Progressive Tax Reform: Simpler and Fairer
In addition to adjusting family deductions, the Ministry of Finance also proposed to change the progressive tax schedule applicable to resident individuals with income from salaries and wages. Currently, the progressive tax schedule consists of 7 levels, with tax rates ranging from 5% to 35%. The gap between tax levels is relatively narrow, which can easily lead to a "skipping tax level" when summing up income at the end of the year, increasing the amount of tax payable insignificantly but complicating tax declaration and settlement.
To address this problem, the Ministry of Finance proposes to reduce the number of tax brackets and widen the income gap between brackets. This approach not only simplifies tax declaration and payment, but also ensures that income regulation focuses on high-income groups, contributing to reducing the tax burden for middle-income groups.
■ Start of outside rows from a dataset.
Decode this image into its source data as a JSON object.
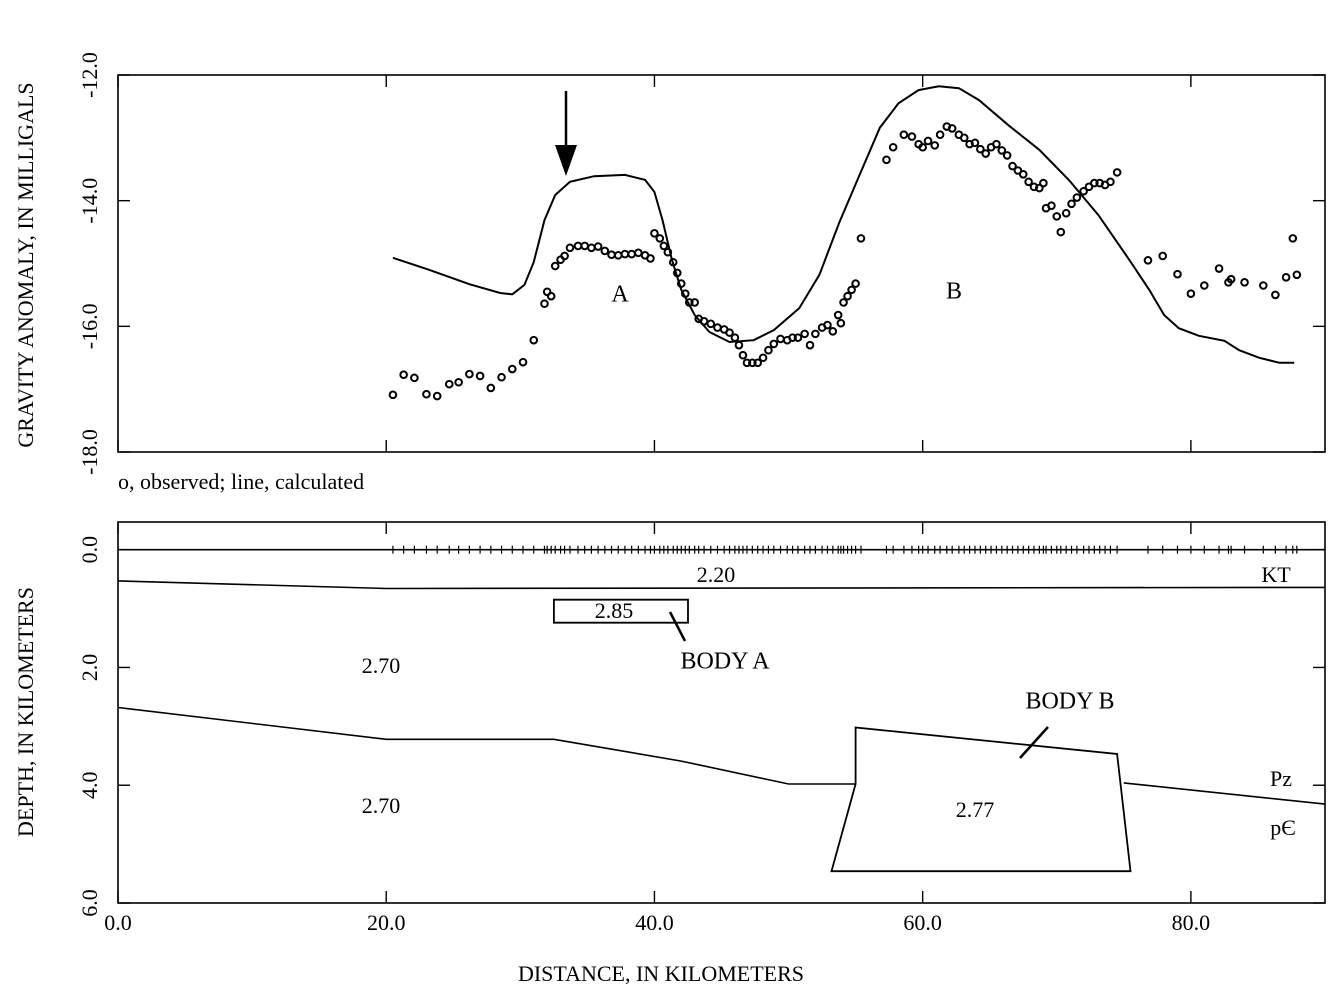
{
  "chart_data": [
    {
      "type": "profile",
      "ylabel": "GRAVITY ANOMALY, IN MILLIGALS",
      "caption": "o, observed; line, calculated",
      "annotations": [
        "A",
        "B"
      ],
      "xlim": [
        0,
        90
      ],
      "ylim": [
        -18,
        -12
      ],
      "yticks": [
        {
          "value": -12,
          "label": "-12.0"
        },
        {
          "value": -14,
          "label": "-14.0"
        },
        {
          "value": -16,
          "label": "-16.0"
        },
        {
          "value": -18,
          "label": "-18.0"
        }
      ],
      "series": [
        {
          "marker": "circle",
          "color": "#000000",
          "x": [
            20.5,
            21.3,
            22.1,
            23.0,
            23.8,
            24.7,
            25.4,
            26.2,
            27.0,
            27.8,
            28.6,
            29.4,
            30.2,
            31.0,
            31.8,
            32.0,
            32.3,
            32.6,
            33.0,
            33.3,
            33.7,
            34.3,
            34.8,
            35.3,
            35.8,
            36.3,
            36.8,
            37.3,
            37.8,
            38.3,
            38.8,
            39.3,
            39.7,
            40.0,
            40.4,
            40.7,
            41.0,
            41.4,
            41.7,
            42.0,
            42.3,
            42.6,
            43.0,
            43.3,
            43.7,
            44.2,
            44.7,
            45.2,
            45.6,
            46.0,
            46.3,
            46.6,
            46.9,
            47.3,
            47.7,
            48.1,
            48.5,
            48.9,
            49.4,
            49.9,
            50.3,
            50.7,
            51.2,
            51.6,
            52.0,
            52.5,
            52.9,
            53.3,
            53.7,
            53.9,
            54.1,
            54.4,
            54.7,
            55.0,
            55.4,
            57.3,
            57.8,
            58.6,
            59.2,
            59.7,
            60.0,
            60.4,
            60.9,
            61.3,
            61.8,
            62.2,
            62.7,
            63.1,
            63.5,
            63.9,
            64.3,
            64.7,
            65.1,
            65.5,
            65.9,
            66.3,
            66.7,
            67.1,
            67.5,
            67.9,
            68.3,
            68.7,
            69.0,
            69.2,
            69.6,
            70.0,
            70.3,
            70.7,
            71.1,
            71.5,
            72.0,
            72.4,
            72.8,
            73.2,
            73.6,
            74.0,
            74.5,
            76.8,
            77.9,
            79.0,
            80.0,
            81.0,
            82.1,
            82.8,
            83.0,
            84.0,
            85.4,
            86.3,
            87.1,
            87.6,
            87.9
          ],
          "values": [
            -17.09,
            -16.77,
            -16.82,
            -17.08,
            -17.11,
            -16.92,
            -16.89,
            -16.76,
            -16.79,
            -16.98,
            -16.81,
            -16.68,
            -16.57,
            -16.22,
            -15.64,
            -15.45,
            -15.52,
            -15.04,
            -14.94,
            -14.88,
            -14.75,
            -14.72,
            -14.72,
            -14.75,
            -14.73,
            -14.8,
            -14.86,
            -14.87,
            -14.85,
            -14.85,
            -14.83,
            -14.87,
            -14.92,
            -14.52,
            -14.6,
            -14.72,
            -14.82,
            -14.98,
            -15.15,
            -15.32,
            -15.48,
            -15.62,
            -15.62,
            -15.88,
            -15.92,
            -15.96,
            -16.02,
            -16.05,
            -16.1,
            -16.18,
            -16.3,
            -16.46,
            -16.58,
            -16.58,
            -16.58,
            -16.5,
            -16.38,
            -16.28,
            -16.2,
            -16.22,
            -16.18,
            -16.18,
            -16.12,
            -16.3,
            -16.12,
            -16.02,
            -15.98,
            -16.08,
            -15.82,
            -15.95,
            -15.62,
            -15.52,
            -15.42,
            -15.32,
            -14.6,
            -13.35,
            -13.15,
            -12.95,
            -12.98,
            -13.1,
            -13.15,
            -13.05,
            -13.12,
            -12.95,
            -12.82,
            -12.85,
            -12.95,
            -13.0,
            -13.1,
            -13.08,
            -13.18,
            -13.25,
            -13.15,
            -13.1,
            -13.2,
            -13.28,
            -13.45,
            -13.52,
            -13.58,
            -13.7,
            -13.78,
            -13.8,
            -13.72,
            -14.12,
            -14.08,
            -14.25,
            -14.5,
            -14.2,
            -14.05,
            -13.95,
            -13.85,
            -13.78,
            -13.72,
            -13.72,
            -13.75,
            -13.7,
            -13.55,
            -14.95,
            -14.88,
            -15.17,
            -15.48,
            -15.35,
            -15.08,
            -15.3,
            -15.25,
            -15.3,
            -15.35,
            -15.5,
            -15.22,
            -14.6,
            -15.18
          ]
        },
        {
          "marker": "line",
          "color": "#000000",
          "x": [
            20.5,
            23.2,
            26.2,
            28.5,
            29.4,
            30.3,
            31.0,
            31.8,
            32.6,
            33.7,
            35.5,
            37.8,
            39.3,
            40.0,
            40.6,
            41.3,
            42.0,
            43.0,
            44.1,
            45.6,
            47.4,
            48.9,
            50.8,
            52.3,
            53.8,
            55.3,
            56.8,
            58.2,
            59.7,
            61.2,
            62.7,
            64.2,
            66.4,
            68.7,
            70.9,
            73.1,
            75.4,
            76.9,
            78.0,
            79.1,
            80.6,
            82.5,
            83.6,
            85.1,
            86.6,
            87.7
          ],
          "values": [
            -14.91,
            -15.1,
            -15.33,
            -15.47,
            -15.49,
            -15.34,
            -14.98,
            -14.31,
            -13.91,
            -13.7,
            -13.61,
            -13.59,
            -13.67,
            -13.86,
            -14.31,
            -14.94,
            -15.42,
            -15.82,
            -16.09,
            -16.25,
            -16.22,
            -16.06,
            -15.71,
            -15.18,
            -14.34,
            -13.59,
            -12.84,
            -12.45,
            -12.24,
            -12.18,
            -12.21,
            -12.4,
            -12.8,
            -13.19,
            -13.67,
            -14.23,
            -14.94,
            -15.42,
            -15.82,
            -16.03,
            -16.15,
            -16.23,
            -16.38,
            -16.5,
            -16.58,
            -16.58
          ]
        }
      ]
    },
    {
      "type": "section",
      "xlabel": "DISTANCE, IN KILOMETERS",
      "ylabel": "DEPTH, IN KILOMETERS",
      "xlim": [
        0,
        90
      ],
      "ylim": [
        6,
        -0.47
      ],
      "xticks": [
        {
          "value": 0,
          "label": "0.0"
        },
        {
          "value": 20,
          "label": "20.0"
        },
        {
          "value": 40,
          "label": "40.0"
        },
        {
          "value": 60,
          "label": "60.0"
        },
        {
          "value": 80,
          "label": "80.0"
        }
      ],
      "yticks": [
        {
          "value": 0,
          "label": "0.0"
        },
        {
          "value": 2,
          "label": "2.0"
        },
        {
          "value": 4,
          "label": "4.0"
        },
        {
          "value": 6,
          "label": "6.0"
        }
      ],
      "boundaries": [
        {
          "x": [
            0,
            90
          ],
          "values": [
            0,
            0
          ]
        },
        {
          "x": [
            0,
            20,
            90
          ],
          "values": [
            0.53,
            0.66,
            0.64
          ]
        },
        {
          "x": [
            0,
            20,
            32.5,
            42,
            50,
            55,
            null,
            75,
            90
          ],
          "values": [
            2.68,
            3.22,
            3.22,
            3.59,
            3.98,
            3.98,
            null,
            3.96,
            4.32
          ]
        }
      ],
      "bodies": [
        {
          "label": "BODY A",
          "density": "2.85",
          "x": [
            32.5,
            42.5,
            42.5,
            32.5
          ],
          "values": [
            0.85,
            0.85,
            1.24,
            1.24
          ]
        },
        {
          "label": "BODY B",
          "density": "2.77",
          "x": [
            53.2,
            55,
            55,
            74.5,
            75.5
          ],
          "values": [
            5.46,
            3.98,
            3.02,
            3.47,
            5.46
          ]
        }
      ],
      "densities": [
        "2.20",
        "2.70",
        "2.70"
      ],
      "units": [
        "KT",
        "Pz",
        "pЄ"
      ]
    }
  ]
}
Tax reform will be carefully considered based on the tax system reform strategy until 2030, in line with the socio-economic context, people's living standards, and international practices. This will not only ensure the rights of workers but also encourage the development of the labor market in the context of international integration.
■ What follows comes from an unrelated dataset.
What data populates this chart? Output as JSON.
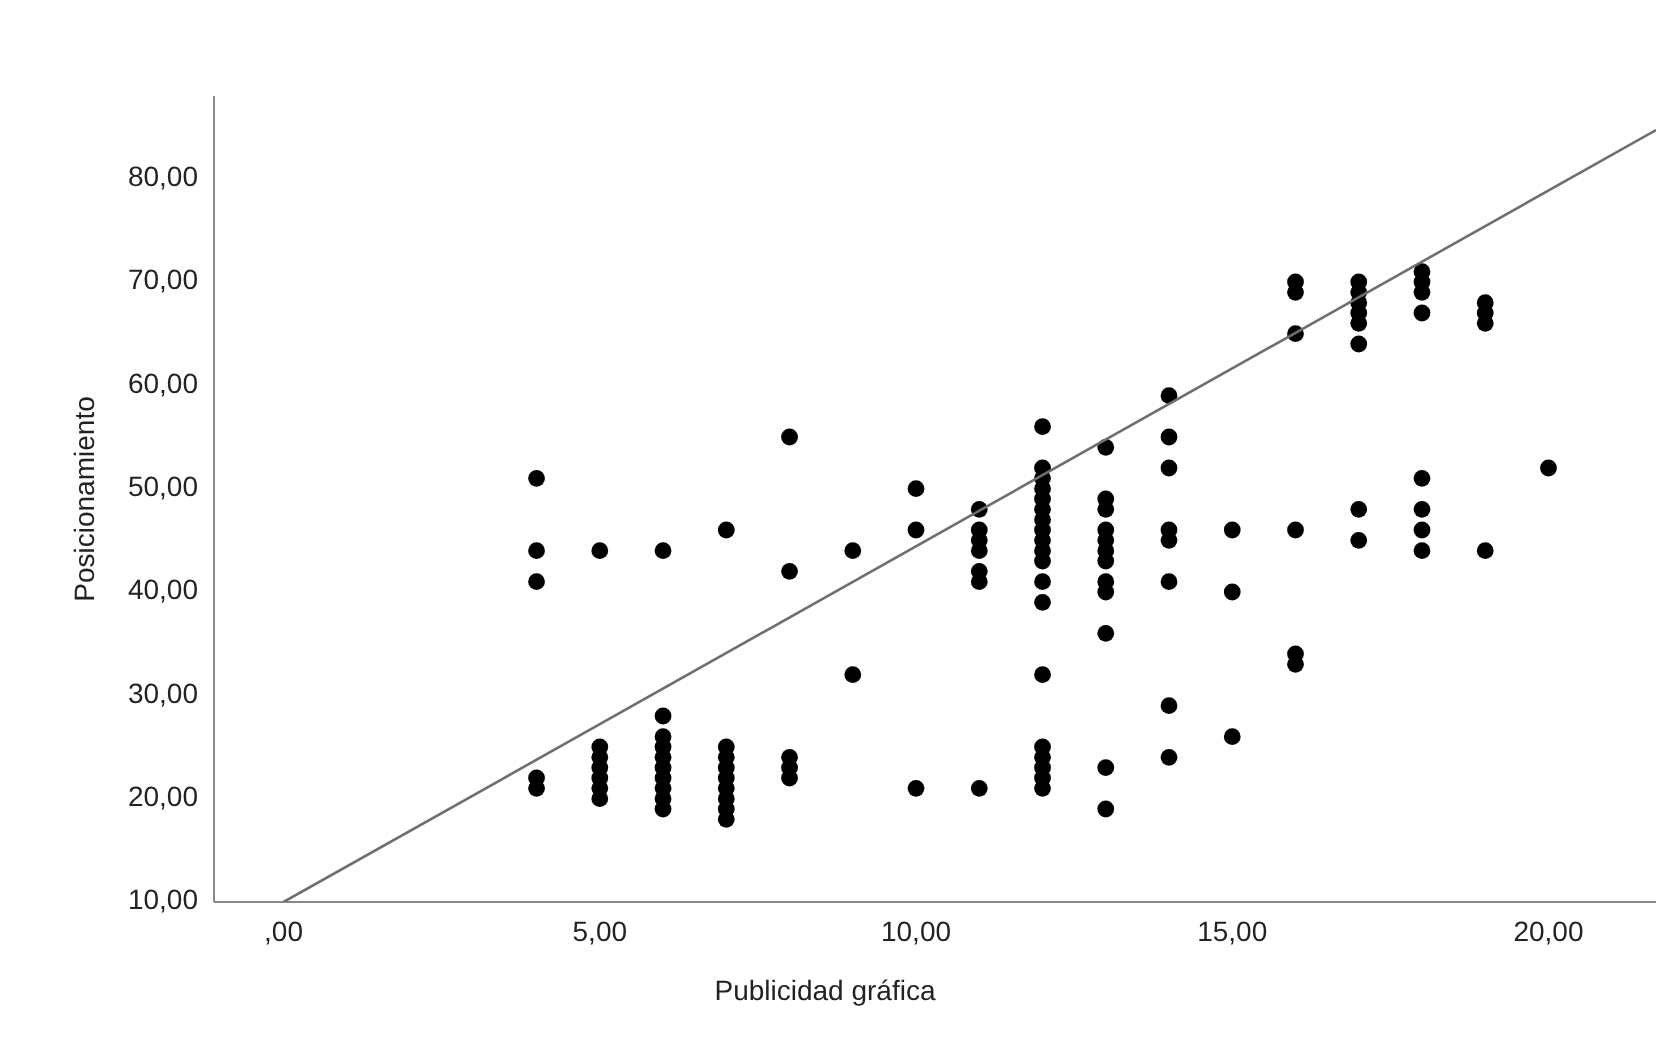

The Ministry of Finance’s proposed amendments are all aimed at improving the personal income tax policy, ensuring fairness and efficiency. However, the Ministry also noted that the family deduction level, the scope of deductible expenses, and the tax structure need to be carefully calculated so as not to affect the role of this tax in regulating income and contributing revenue to the state budget.
The comprehensive revision of the Personal Income Tax Law will not only help resolve current shortcomings but also ensure that the tax system is more consistent with the socio-economic development trends at home and abroad. Thereby, the personal income tax policy will continue to affirm its important role in promoting social equity and creating momentum for sustainable economic growth./.